"Let us talk of something else."

"By all means. Will you hear some gossip? I don't often retail any, but I fancy you'll be amused and interested to know that Lady Alice Mordaunt is really going to marry that brewer fellow. You remember I told you what I thought was going on last autumn."

"Is it possible?" cried Katherine. "Imagine her so soon forgetting Mr. Errington!"

"And why should not that immaculate individual be exempt from the usual fate of man?"

"I don't know—except that he is not an ordinary man."

"No; certainly not. He is an extraordinary fellow; but I must say he has shown great staying power in his late difficulties. They tell me he has been revenging himself by writing awful problems, political and critical, which require a forty-horse intellectual power to understand." And De Burgh talked on, seeing that his companion was disinclined to speak until they reached Miss Payne's house.

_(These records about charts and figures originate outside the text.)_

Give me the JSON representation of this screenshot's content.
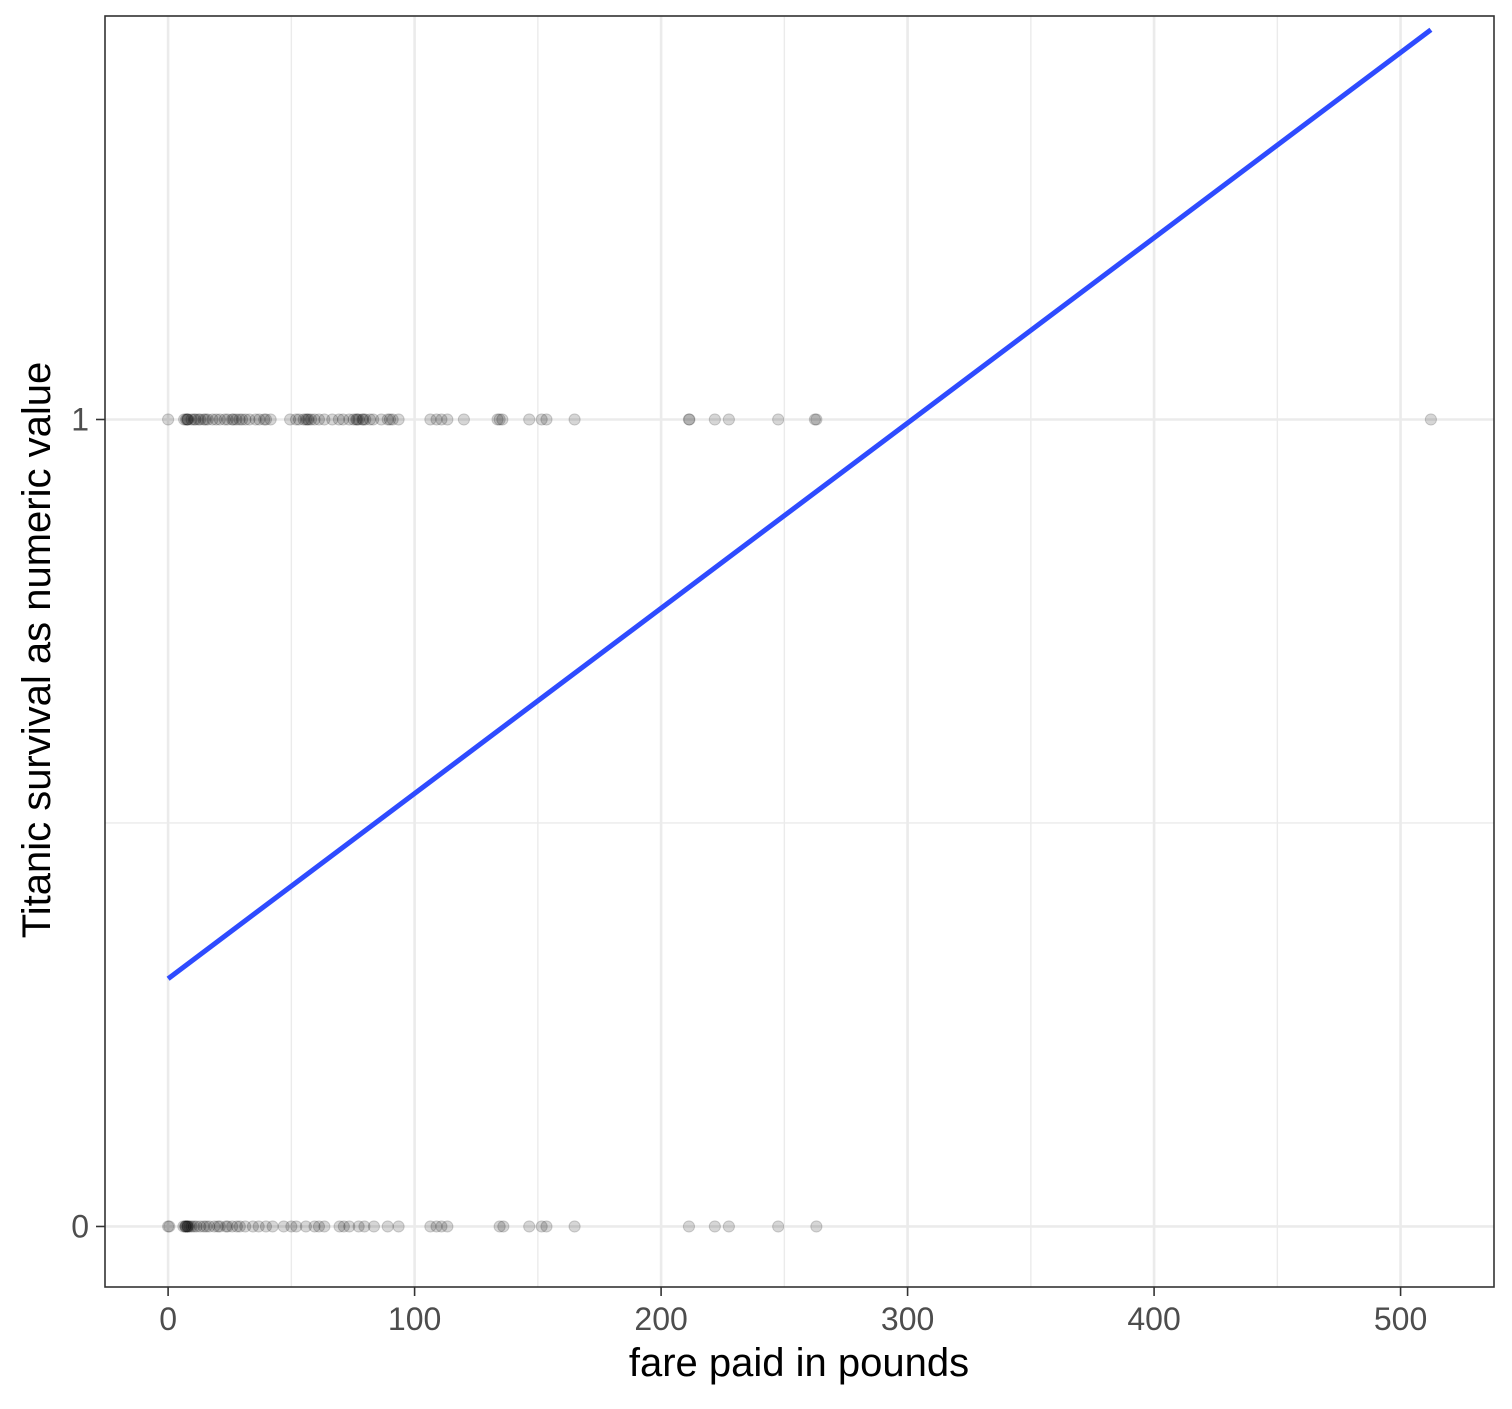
{
  "chart_data": {
    "type": "scatter",
    "title": "",
    "xlabel": "fare paid in pounds",
    "ylabel": "Titanic survival as numeric value",
    "xlim": [
      -25.6,
      537.9
    ],
    "ylim": [
      -0.075,
      1.5
    ],
    "x_ticks": [
      0,
      100,
      200,
      300,
      400,
      500
    ],
    "x_tick_labels": [
      "0",
      "100",
      "200",
      "300",
      "400",
      "500"
    ],
    "y_ticks": [
      0,
      1
    ],
    "y_tick_labels": [
      "0",
      "1"
    ],
    "grid": true,
    "colors": {
      "points": "#000000",
      "fit_line": "#2e4bff",
      "grid": "#ebebeb",
      "panel_border": "#333333",
      "tick_text": "#4d4d4d",
      "axis_title": "#000000"
    },
    "series": [
      {
        "values": [
          {
            "x": 0,
            "y": 1
          },
          {
            "x": 6.5,
            "y": 1
          },
          {
            "x": 7.25,
            "y": 1
          },
          {
            "x": 7.7,
            "y": 1
          },
          {
            "x": 7.9,
            "y": 1
          },
          {
            "x": 8.05,
            "y": 1
          },
          {
            "x": 9.5,
            "y": 1
          },
          {
            "x": 10.5,
            "y": 1
          },
          {
            "x": 11.1,
            "y": 1
          },
          {
            "x": 12.3,
            "y": 1
          },
          {
            "x": 13,
            "y": 1
          },
          {
            "x": 14.5,
            "y": 1
          },
          {
            "x": 15.2,
            "y": 1
          },
          {
            "x": 16.1,
            "y": 1
          },
          {
            "x": 18,
            "y": 1
          },
          {
            "x": 19.5,
            "y": 1
          },
          {
            "x": 21,
            "y": 1
          },
          {
            "x": 23,
            "y": 1
          },
          {
            "x": 24.15,
            "y": 1
          },
          {
            "x": 26,
            "y": 1
          },
          {
            "x": 26.55,
            "y": 1
          },
          {
            "x": 27.7,
            "y": 1
          },
          {
            "x": 29,
            "y": 1
          },
          {
            "x": 30,
            "y": 1
          },
          {
            "x": 31.4,
            "y": 1
          },
          {
            "x": 33,
            "y": 1
          },
          {
            "x": 35.5,
            "y": 1
          },
          {
            "x": 37,
            "y": 1
          },
          {
            "x": 39,
            "y": 1
          },
          {
            "x": 39.7,
            "y": 1
          },
          {
            "x": 41.6,
            "y": 1
          },
          {
            "x": 49.5,
            "y": 1
          },
          {
            "x": 51.9,
            "y": 1
          },
          {
            "x": 53.1,
            "y": 1
          },
          {
            "x": 55,
            "y": 1
          },
          {
            "x": 55.9,
            "y": 1
          },
          {
            "x": 56.5,
            "y": 1
          },
          {
            "x": 57,
            "y": 1
          },
          {
            "x": 57.98,
            "y": 1
          },
          {
            "x": 59.4,
            "y": 1
          },
          {
            "x": 61.2,
            "y": 1
          },
          {
            "x": 63.4,
            "y": 1
          },
          {
            "x": 66.6,
            "y": 1
          },
          {
            "x": 69.3,
            "y": 1
          },
          {
            "x": 71,
            "y": 1
          },
          {
            "x": 73.5,
            "y": 1
          },
          {
            "x": 75.25,
            "y": 1
          },
          {
            "x": 76.3,
            "y": 1
          },
          {
            "x": 76.7,
            "y": 1
          },
          {
            "x": 77.3,
            "y": 1
          },
          {
            "x": 78.85,
            "y": 1
          },
          {
            "x": 79.2,
            "y": 1
          },
          {
            "x": 80,
            "y": 1
          },
          {
            "x": 81.9,
            "y": 1
          },
          {
            "x": 83.2,
            "y": 1
          },
          {
            "x": 86.5,
            "y": 1
          },
          {
            "x": 89.1,
            "y": 1
          },
          {
            "x": 90,
            "y": 1
          },
          {
            "x": 91.1,
            "y": 1
          },
          {
            "x": 93.5,
            "y": 1
          },
          {
            "x": 106.4,
            "y": 1
          },
          {
            "x": 108.9,
            "y": 1
          },
          {
            "x": 110.9,
            "y": 1
          },
          {
            "x": 113.3,
            "y": 1
          },
          {
            "x": 120,
            "y": 1
          },
          {
            "x": 133.65,
            "y": 1
          },
          {
            "x": 134.5,
            "y": 1
          },
          {
            "x": 135.6,
            "y": 1
          },
          {
            "x": 146.5,
            "y": 1
          },
          {
            "x": 151.55,
            "y": 1
          },
          {
            "x": 153.5,
            "y": 1
          },
          {
            "x": 164.9,
            "y": 1
          },
          {
            "x": 211.3,
            "y": 1
          },
          {
            "x": 211.5,
            "y": 1
          },
          {
            "x": 221.8,
            "y": 1
          },
          {
            "x": 227.5,
            "y": 1
          },
          {
            "x": 247.5,
            "y": 1
          },
          {
            "x": 262.4,
            "y": 1
          },
          {
            "x": 263,
            "y": 1
          },
          {
            "x": 512.3,
            "y": 1
          },
          {
            "x": 0,
            "y": 0
          },
          {
            "x": 0.5,
            "y": 0
          },
          {
            "x": 6.2,
            "y": 0
          },
          {
            "x": 6.95,
            "y": 0
          },
          {
            "x": 7.05,
            "y": 0
          },
          {
            "x": 7.25,
            "y": 0
          },
          {
            "x": 7.75,
            "y": 0
          },
          {
            "x": 7.9,
            "y": 0
          },
          {
            "x": 8.05,
            "y": 0
          },
          {
            "x": 8.66,
            "y": 0
          },
          {
            "x": 9.5,
            "y": 0
          },
          {
            "x": 10.5,
            "y": 0
          },
          {
            "x": 11.5,
            "y": 0
          },
          {
            "x": 13,
            "y": 0
          },
          {
            "x": 14.45,
            "y": 0
          },
          {
            "x": 15.5,
            "y": 0
          },
          {
            "x": 16.7,
            "y": 0
          },
          {
            "x": 18.75,
            "y": 0
          },
          {
            "x": 20.2,
            "y": 0
          },
          {
            "x": 21,
            "y": 0
          },
          {
            "x": 23.45,
            "y": 0
          },
          {
            "x": 24.15,
            "y": 0
          },
          {
            "x": 26,
            "y": 0
          },
          {
            "x": 27.9,
            "y": 0
          },
          {
            "x": 29.1,
            "y": 0
          },
          {
            "x": 31.3,
            "y": 0
          },
          {
            "x": 34.4,
            "y": 0
          },
          {
            "x": 36.75,
            "y": 0
          },
          {
            "x": 39.7,
            "y": 0
          },
          {
            "x": 42.4,
            "y": 0
          },
          {
            "x": 46.9,
            "y": 0
          },
          {
            "x": 50,
            "y": 0
          },
          {
            "x": 52,
            "y": 0
          },
          {
            "x": 55.9,
            "y": 0
          },
          {
            "x": 59.4,
            "y": 0
          },
          {
            "x": 61.2,
            "y": 0
          },
          {
            "x": 63.4,
            "y": 0
          },
          {
            "x": 69.55,
            "y": 0
          },
          {
            "x": 71.3,
            "y": 0
          },
          {
            "x": 73.5,
            "y": 0
          },
          {
            "x": 77.3,
            "y": 0
          },
          {
            "x": 79.65,
            "y": 0
          },
          {
            "x": 83.5,
            "y": 0
          },
          {
            "x": 89.1,
            "y": 0
          },
          {
            "x": 93.5,
            "y": 0
          },
          {
            "x": 106.4,
            "y": 0
          },
          {
            "x": 108.9,
            "y": 0
          },
          {
            "x": 110.9,
            "y": 0
          },
          {
            "x": 113.3,
            "y": 0
          },
          {
            "x": 134.5,
            "y": 0
          },
          {
            "x": 136,
            "y": 0
          },
          {
            "x": 146.5,
            "y": 0
          },
          {
            "x": 151.55,
            "y": 0
          },
          {
            "x": 153.5,
            "y": 0
          },
          {
            "x": 164.9,
            "y": 0
          },
          {
            "x": 211.3,
            "y": 0
          },
          {
            "x": 221.8,
            "y": 0
          },
          {
            "x": 227.5,
            "y": 0
          },
          {
            "x": 247.5,
            "y": 0
          },
          {
            "x": 263,
            "y": 0
          }
        ]
      }
    ],
    "fit_line": {
      "type": "linear",
      "x": [
        0,
        512.3
      ],
      "y": [
        0.307,
        1.483
      ]
    }
  }
}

Katherine took off her hat and warm cloak with some deliberation, thinking how best to approach her subject. Pushing back her hair, which had become somewhat disordered from its own weight, she sat down on an ottoman, and raising her eyes to De Burgh, who stood on the hearth-rug, said, slowly, "I have a secret to tell you which you must keep for a few weeks."

"For an eternity, if you will trust me," he returned, in low, earnest tones, his dark eyes fixed upon her, as if trying to read her heart.

"Well, then, my uncle's son and heir, whom we believed to be dead, has suddenly reappeared, and of course takes the fortune I have been, let us say, enjoying."

De Burgh did not reply at once; his eyes continued to search her face as if to discover some hidden meaning.